Miller even goes back to Sontag’s celebrated essay “Notes on ‘Camp’” (the piece that, as he notes, instantly established her early reputation among the New York literati when it appeared in 1964) and finds it guilty of a “phobic de-homosexualization of Camp”—and this, remember, about an essay that extravagantly championed the Camp sensibility and its origins in homosexual culture. What is going on here? What does it mean that Susan Sontag should suddenly find her latest expostulation contemptuously dismissed as deserving “to be set next to Allan Bloom’s or E. D. Hirsch’s” books as a defense of high culture and conservatism? (Susan Sontag and Allan Bloom? The mind reels.)

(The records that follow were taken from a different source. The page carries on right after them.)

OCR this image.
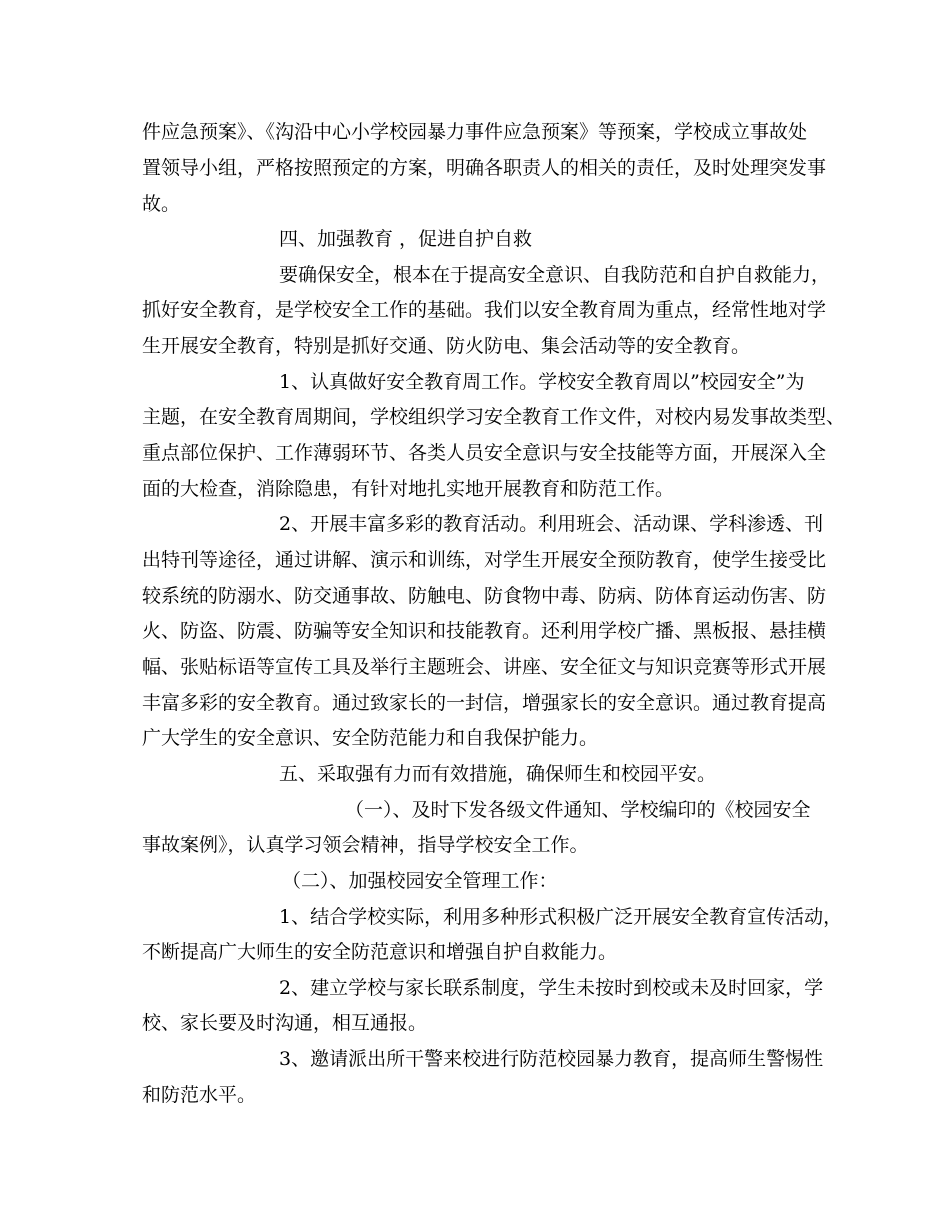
件应急预案》、《沟沿中心小学校园暴力事件应急预案》等预案，学校成立事故处
置领导小组，严格按照预定的方案，明确各职责人的相关的责任，及时处理突发事
故。
四、加强教育 ，促进自护自救
要确保安全，根本在于提高安全意识、自我防范和自护自救能力，
抓好安全教育，是学校安全工作的基础。我们以安全教育周为重点，经常性地对学
生开展安全教育，特别是抓好交通、防火防电、集会活动等的安全教育。
1、认真做好安全教育周工作。学校安全教育周以”校园安全”为
主题，在安全教育周期间，学校组织学习安全教育工作文件，对校内易发事故类型、
重点部位保护、工作薄弱环节、各类人员安全意识与安全技能等方面，开展深入全
面的大检查，消除隐患，有针对地扎实地开展教育和防范工作。
2、开展丰富多彩的教育活动。利用班会、活动课、学科渗透、刊
出特刊等途径，通过讲解、演示和训练，对学生开展安全预防教育，使学生接受比
较系统的防溺水、防交通事故、防触电、防食物中毒、防病、防体育运动伤害、防
火、防盗、防震、防骗等安全知识和技能教育。还利用学校广播、黑板报、悬挂横
幅、张贴标语等宣传工具及举行主题班会、讲座、安全征文与知识竞赛等形式开展
丰富多彩的安全教育。通过致家长的一封信，增强家长的安全意识。通过教育提高
广大学生的安全意识、安全防范能力和自我保护能力。
五、采取强有力而有效措施，确保师生和校园平安。
（一）、及时下发各级文件通知、学校编印的《校园安全
事故案例》，认真学习领会精神，指导学校安全工作。
（二）、加强校园安全管理工作：
1、结合学校实际，利用多种形式积极广泛开展安全教育宣传活动，
不断提高广大师生的安全防范意识和增强自护自救能力。
2、建立学校与家长联系制度，学生未按时到校或未及时回家，学
校、家长要及时沟通，相互通报。
3、邀请派出所干警来校进行防范校园暴力教育，提高师生警惕性
和防范水平。
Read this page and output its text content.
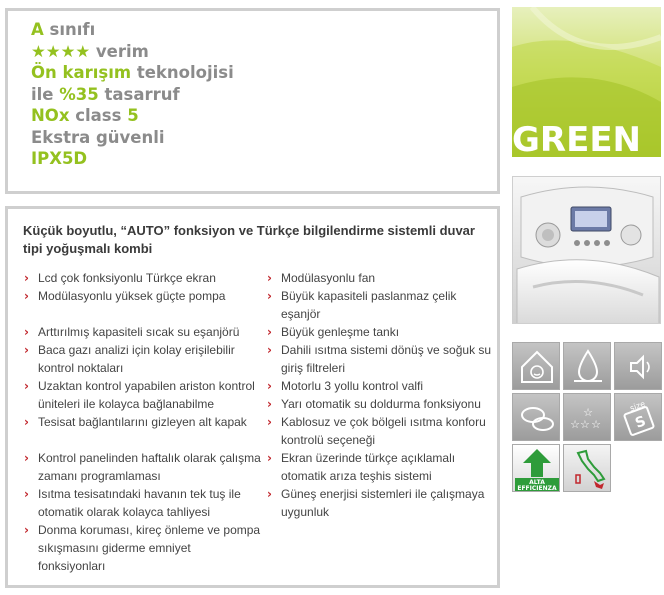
A sınıfı
★★★★ verim
Ön karışım teknolojisi
ile %35 tasarruf
NOx class 5
Ekstra güvenli
IPX5D
Küçük boyutlu, “AUTO” fonksiyon ve Türkçe bilgilendirme sistemli duvar tipi yoğuşmalı kombi
› Lcd çok fonksiyonlu Türkçe ekran
› Modülasyonlu yüksek güçte pompa
› Arttırılmış kapasiteli sıcak su eşanjörü
› Baca gazı analizi için kolay erişilebilir kontrol noktaları
› Uzaktan kontrol yapabilen ariston kontrol üniteleri ile kolayca bağlanabilme
› Tesisat bağlantılarını gizleyen alt kapak
› Kontrol panelinden haftalık olarak çalışma zamanı programlaması
› Isıtma tesisatındaki havanın tek tuş ile otomatik olarak kolayca tahliyesi
› Donma koruması, kireç önleme ve pompa sıkışmasını giderme emniyet fonksiyonları
› Modülasyonlu fan
› Büyük kapasiteli paslanmaz çelik eşanjör
› Büyük genleşme tankı
› Dahili ısıtma sistemi dönüş ve soğuk su giriş filtreleri
› Motorlu 3 yollu kontrol valfi
› Yarı otomatik su doldurma fonksiyonu
› Kablosuz ve çok bölgeli ısıtma konforu kontrolü seçeneği
› Ekran üzerinde türkçe açıklamalı otomatik arıza teşhis sistemi
› Güneş enerjisi sistemleri ile çalışmaya uygunluk
GREEN
☆
☆☆ ☆
size
S
ALTA
EFFICIENZA
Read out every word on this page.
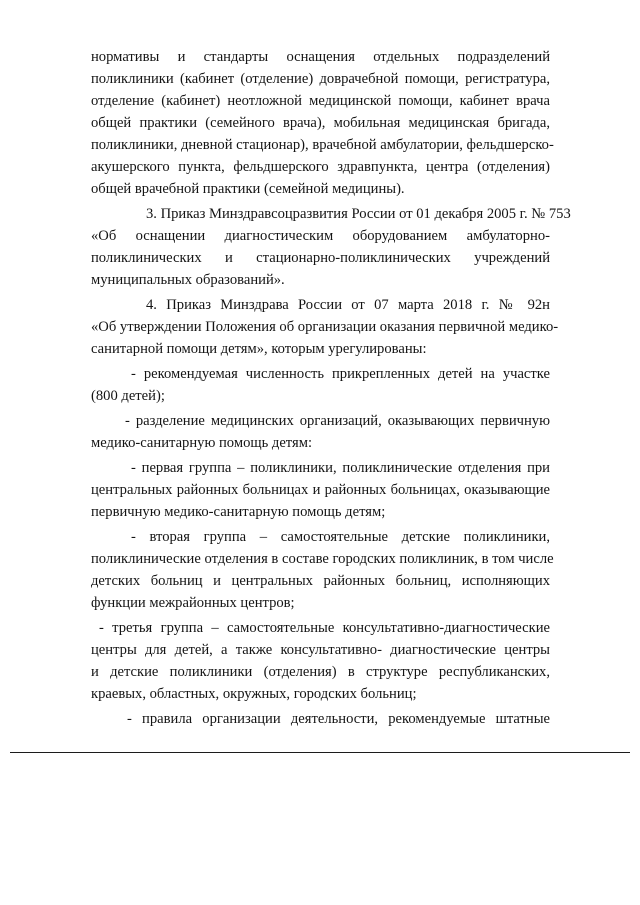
нормативы и стандарты оснащения отдельных подразделений
поликлиники (кабинет (отделение) доврачебной помощи, регистратура,
отделение (кабинет) неотложной медицинской помощи, кабинет врача
общей практики (семейного врача), мобильная медицинская бригада,
поликлиники, дневной стационар), врачебной амбулатории, фельдшерско-
акушерского пункта, фельдшерского здравпункта, центра (отделения)
общей врачебной практики (семейной медицины).
3. Приказ Минздравсоцразвития России от 01 декабря 2005 г. № 753
«Об оснащении диагностическим оборудованием амбулаторно-
поликлинических и стационарно-поликлинических учреждений
муниципальных образований».
4. Приказ Минздрава России от 07 марта 2018 г. № 92н
«Об утверждении Положения об организации оказания первичной медико-
санитарной помощи детям», которым урегулированы:
- рекомендуемая численность прикрепленных детей на участке
(800 детей);
- разделение медицинских организаций, оказывающих первичную
медико-санитарную помощь детям:
- первая группа – поликлиники, поликлинические отделения при
центральных районных больницах и районных больницах, оказывающие
первичную медико-санитарную помощь детям;
- вторая группа – самостоятельные детские поликлиники,
поликлинические отделения в составе городских поликлиник, в том числе
детских больниц и центральных районных больниц, исполняющих
функции межрайонных центров;
- третья группа – самостоятельные консультативно-диагностические
центры для детей, а также консультативно- диагностические центры
и детские поликлиники (отделения) в структуре республиканских,
краевых, областных, окружных, городских больниц;
- правила организации деятельности, рекомендуемые штатные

The Left has a long tradition of intellectual fratricide, ruthlessly punishing any defection from current orthodoxy with expulsion from ideological grace. What Miller’s piece demonstrates is the extent to which this familiar factionalism has erupted into the discussion of AIDS, further politicizing an already egregiously over-politicized issue. Factionalism is always a grubby business, morally as well as intellectually. It seems especially reprehensible when it exploits a deadly disease for political gain. D. A. Miller is right about Sontag’s intellectualizing AIDS; but he is guilty of exactly the same tactics—deployed, of course, à la October, in a shriller, more virulent style than even Susan Sontag might ever have thought possible.